Glawischnig: Verhandlungen zum Stromgesetz in entscheidender Phase

Landeshauptleute beraten Novelle - Grüne verlangen Ökostrom-Offensive

Wien (OTS) "Die Verhandlungen für eine Novelle des österreichischen Stromgesetzes befinden sich derzeit in der entscheidenden Phase", so Eva Glawischnig, Energiesprecherin der Grünen. Bereits morgen sollen auf der Landeshauptleutekonferenz die Weichen für die gesetzliche Neuregelung der Stromwirtschaft gestellt werden. "Wir befürworten die geplante Kompetenzverlagerung für Ökostrom von der bisher zuständigen Landes- auf die Bundesebene, wenn es dadurch zu einer Verbesserung der Markchancen für Ökostrom kommt", so Glawischnig.

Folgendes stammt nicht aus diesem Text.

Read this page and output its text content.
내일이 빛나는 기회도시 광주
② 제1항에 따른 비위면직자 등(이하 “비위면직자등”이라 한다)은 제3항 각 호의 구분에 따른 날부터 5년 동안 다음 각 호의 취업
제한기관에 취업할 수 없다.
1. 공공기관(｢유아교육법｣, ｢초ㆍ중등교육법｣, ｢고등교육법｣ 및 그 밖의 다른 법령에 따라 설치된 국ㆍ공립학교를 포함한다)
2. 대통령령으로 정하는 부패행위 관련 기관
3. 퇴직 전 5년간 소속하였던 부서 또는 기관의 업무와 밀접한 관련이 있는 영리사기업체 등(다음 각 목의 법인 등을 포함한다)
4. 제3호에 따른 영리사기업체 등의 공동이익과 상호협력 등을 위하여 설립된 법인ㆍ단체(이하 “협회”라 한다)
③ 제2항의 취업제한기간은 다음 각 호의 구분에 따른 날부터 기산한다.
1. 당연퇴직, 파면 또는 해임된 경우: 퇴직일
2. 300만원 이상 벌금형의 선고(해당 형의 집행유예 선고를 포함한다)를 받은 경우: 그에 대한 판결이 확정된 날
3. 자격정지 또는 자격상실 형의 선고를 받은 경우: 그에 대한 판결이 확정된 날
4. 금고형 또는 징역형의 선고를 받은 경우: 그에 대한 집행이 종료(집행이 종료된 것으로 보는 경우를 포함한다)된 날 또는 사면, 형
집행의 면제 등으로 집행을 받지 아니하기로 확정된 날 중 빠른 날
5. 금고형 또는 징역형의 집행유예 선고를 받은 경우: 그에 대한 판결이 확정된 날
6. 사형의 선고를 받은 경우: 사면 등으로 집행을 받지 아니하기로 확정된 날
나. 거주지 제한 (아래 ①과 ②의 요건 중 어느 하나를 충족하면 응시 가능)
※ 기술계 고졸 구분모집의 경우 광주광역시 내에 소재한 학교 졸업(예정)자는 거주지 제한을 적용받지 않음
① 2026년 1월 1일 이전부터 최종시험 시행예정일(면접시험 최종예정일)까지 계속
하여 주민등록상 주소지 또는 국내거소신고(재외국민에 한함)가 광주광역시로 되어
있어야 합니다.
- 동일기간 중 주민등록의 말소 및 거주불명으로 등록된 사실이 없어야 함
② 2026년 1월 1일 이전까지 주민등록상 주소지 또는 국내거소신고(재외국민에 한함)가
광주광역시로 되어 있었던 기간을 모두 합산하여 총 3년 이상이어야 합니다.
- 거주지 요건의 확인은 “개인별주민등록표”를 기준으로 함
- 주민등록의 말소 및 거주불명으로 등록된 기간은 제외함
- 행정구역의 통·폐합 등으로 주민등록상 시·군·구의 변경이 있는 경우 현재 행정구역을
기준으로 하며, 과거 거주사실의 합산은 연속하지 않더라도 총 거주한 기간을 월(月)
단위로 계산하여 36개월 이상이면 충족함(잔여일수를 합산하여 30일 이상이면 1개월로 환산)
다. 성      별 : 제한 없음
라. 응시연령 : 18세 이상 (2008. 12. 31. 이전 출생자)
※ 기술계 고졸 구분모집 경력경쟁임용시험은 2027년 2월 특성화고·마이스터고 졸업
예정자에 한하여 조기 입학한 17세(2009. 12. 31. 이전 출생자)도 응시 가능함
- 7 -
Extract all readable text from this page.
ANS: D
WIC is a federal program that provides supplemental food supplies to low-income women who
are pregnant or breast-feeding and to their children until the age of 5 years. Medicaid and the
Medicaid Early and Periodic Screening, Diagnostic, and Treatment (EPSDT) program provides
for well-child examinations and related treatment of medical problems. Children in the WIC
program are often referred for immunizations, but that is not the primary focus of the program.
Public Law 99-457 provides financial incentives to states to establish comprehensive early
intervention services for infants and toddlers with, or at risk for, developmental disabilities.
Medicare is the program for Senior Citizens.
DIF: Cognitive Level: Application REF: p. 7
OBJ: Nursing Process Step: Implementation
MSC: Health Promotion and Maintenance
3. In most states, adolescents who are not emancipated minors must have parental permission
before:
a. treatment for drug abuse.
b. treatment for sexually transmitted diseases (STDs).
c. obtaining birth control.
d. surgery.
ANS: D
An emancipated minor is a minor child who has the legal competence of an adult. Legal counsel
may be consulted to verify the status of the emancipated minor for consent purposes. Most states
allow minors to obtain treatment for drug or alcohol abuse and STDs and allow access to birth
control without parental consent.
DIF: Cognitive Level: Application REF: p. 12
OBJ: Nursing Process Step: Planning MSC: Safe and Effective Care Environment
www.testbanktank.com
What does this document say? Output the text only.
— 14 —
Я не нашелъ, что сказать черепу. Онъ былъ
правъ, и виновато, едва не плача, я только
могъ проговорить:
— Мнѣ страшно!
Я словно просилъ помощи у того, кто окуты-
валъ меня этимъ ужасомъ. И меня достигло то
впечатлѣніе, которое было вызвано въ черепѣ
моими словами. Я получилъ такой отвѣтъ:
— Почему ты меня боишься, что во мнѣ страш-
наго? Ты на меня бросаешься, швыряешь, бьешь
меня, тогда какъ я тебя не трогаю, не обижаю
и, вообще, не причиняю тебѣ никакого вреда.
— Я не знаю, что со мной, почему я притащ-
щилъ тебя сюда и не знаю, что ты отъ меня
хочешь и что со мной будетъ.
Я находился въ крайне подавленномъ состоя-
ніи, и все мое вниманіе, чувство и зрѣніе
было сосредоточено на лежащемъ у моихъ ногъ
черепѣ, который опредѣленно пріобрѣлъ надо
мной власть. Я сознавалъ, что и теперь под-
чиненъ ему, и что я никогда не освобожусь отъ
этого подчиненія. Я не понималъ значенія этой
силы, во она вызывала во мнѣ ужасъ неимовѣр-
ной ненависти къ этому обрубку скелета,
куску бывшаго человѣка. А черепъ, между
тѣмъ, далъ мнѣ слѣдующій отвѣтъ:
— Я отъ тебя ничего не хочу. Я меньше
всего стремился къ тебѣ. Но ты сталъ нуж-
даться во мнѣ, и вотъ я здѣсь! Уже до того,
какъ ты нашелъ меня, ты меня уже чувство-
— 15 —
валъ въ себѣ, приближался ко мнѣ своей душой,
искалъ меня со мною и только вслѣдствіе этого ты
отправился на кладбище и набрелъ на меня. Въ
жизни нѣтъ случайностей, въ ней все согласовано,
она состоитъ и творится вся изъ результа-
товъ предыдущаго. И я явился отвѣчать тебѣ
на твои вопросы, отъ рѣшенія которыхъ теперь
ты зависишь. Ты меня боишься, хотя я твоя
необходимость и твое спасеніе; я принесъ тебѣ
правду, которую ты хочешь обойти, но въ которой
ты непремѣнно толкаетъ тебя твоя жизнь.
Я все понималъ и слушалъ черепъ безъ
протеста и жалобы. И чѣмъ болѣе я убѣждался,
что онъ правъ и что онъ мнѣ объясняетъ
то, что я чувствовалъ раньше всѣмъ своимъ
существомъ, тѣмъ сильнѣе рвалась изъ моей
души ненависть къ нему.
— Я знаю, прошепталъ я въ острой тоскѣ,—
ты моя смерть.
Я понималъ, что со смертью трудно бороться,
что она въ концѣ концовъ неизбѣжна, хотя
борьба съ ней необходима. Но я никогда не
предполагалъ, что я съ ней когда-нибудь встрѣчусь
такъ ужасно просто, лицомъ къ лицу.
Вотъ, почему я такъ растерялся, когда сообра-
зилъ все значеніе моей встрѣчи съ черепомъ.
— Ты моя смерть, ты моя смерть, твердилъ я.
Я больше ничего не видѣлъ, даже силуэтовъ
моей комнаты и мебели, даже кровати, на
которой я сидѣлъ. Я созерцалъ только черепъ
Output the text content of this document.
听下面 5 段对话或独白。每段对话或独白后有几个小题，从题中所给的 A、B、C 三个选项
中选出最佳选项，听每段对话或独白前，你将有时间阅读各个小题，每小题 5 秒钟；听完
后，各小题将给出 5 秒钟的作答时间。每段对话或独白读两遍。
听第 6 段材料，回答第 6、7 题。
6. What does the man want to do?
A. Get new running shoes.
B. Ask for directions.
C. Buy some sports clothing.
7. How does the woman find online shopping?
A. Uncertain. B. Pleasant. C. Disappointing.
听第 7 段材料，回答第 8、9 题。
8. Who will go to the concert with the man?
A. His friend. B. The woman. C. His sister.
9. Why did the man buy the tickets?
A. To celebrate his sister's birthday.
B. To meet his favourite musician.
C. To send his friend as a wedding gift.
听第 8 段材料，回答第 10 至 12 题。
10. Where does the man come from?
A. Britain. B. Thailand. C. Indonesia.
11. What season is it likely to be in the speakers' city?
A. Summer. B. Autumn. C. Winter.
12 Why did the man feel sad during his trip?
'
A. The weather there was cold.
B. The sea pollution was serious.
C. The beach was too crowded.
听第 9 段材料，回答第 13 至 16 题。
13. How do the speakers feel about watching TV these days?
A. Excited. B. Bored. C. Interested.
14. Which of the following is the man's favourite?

Die Grünen sind nur unter diesen Bedingungen bereit, der Novelle zuzustimmen. "Man kann nicht gegen Atomstromimporte auftreten und gleichzeitig Ökostrom weiter benachteiligen. Unter den bisher gegebenen Rahmenbedingungen sind weder die von der EU vorgegebene Ökostromquote noch die Klimaschutzziele erreichbar", appelliert Glawischnig an Wirtschaftsminister Bartenstein, eine ambitionierte Gesetzesnovelle vorzulegen. Die Grünen fordern eine bundeseinheitliche Einspeiseregelung für Ökostrom auf hohem Niveau und eine österreichweit einheitliche Stromkennzeichnung.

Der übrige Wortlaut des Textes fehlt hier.